鏡に映る自分の顔色の悪さに苦笑しながらも、身支度を整えて会社へ向かった。でも、いつもなら出社して仕事モードに切り替わるはずの気持ちは、会社に足を踏み入れても浮上しなかった。
受付を通り過ぎようとした瞬間、視界に飛び込んできた人物の姿に私は思わず足を止める。
「あ……」
できることなら今は会いたくなかった相手。
玲子さんだ。
タイトなスーツを完璧に着こなし堂々と立つ姿は、相変わらず眩しい。
けれど今の私にはその眩しさが鋭い刃のように感じられ、反射的に逃げようとしたときには、すでに玲子さんはこちらへ気づいていた。
「あら、夏音。
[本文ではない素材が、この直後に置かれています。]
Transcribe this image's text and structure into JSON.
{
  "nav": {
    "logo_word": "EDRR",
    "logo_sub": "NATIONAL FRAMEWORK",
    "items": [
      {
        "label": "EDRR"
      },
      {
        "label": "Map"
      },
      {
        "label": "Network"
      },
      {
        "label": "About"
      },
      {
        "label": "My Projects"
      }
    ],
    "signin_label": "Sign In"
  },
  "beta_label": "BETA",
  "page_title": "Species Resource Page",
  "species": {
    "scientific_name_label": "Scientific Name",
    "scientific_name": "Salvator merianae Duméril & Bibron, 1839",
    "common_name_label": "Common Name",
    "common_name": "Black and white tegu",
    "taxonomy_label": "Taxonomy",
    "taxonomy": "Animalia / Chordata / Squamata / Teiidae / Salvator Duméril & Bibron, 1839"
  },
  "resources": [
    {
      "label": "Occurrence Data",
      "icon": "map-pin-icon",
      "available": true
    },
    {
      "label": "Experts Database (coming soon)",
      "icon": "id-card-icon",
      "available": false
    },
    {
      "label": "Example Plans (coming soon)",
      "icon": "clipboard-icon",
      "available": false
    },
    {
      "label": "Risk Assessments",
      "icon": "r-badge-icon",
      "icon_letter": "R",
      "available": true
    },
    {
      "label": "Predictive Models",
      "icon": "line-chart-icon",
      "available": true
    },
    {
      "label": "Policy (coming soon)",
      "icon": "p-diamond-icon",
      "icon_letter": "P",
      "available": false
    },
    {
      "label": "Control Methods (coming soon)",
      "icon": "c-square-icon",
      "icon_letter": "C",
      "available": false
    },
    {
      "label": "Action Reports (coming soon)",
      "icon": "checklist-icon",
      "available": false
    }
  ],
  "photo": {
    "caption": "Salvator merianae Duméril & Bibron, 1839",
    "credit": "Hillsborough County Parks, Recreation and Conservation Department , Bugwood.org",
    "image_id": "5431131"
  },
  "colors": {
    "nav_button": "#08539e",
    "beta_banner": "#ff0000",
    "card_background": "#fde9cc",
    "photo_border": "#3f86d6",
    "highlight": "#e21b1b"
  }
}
あなたそういえば、ここに勤めていたわね」
「はい」
「会社でも相変わらず地味なのね」
くすりと笑った玲子さんは明らかに私を見下しているが、悔しいのに否定できない自分が余計に情けなく感じられた。
「今日は何かご用事ですか」
このまま立ち去ってほしいという願いを込めてそう尋ねると、玲子さんはわずかに口元を緩める。視線をこちらへ向けてきた。
「ええ、清正さんにね。でも、一般人には関係のない話よ」
九条不動産の専務と朝霧不動産の社長の話。
確かに会社同士の話なら、私のような一社員が関わる領域ではないのだろう。
けれど玲子さんの瞳は、最初からそんな話をするために私へ声をかけたわけではないと物語っていた。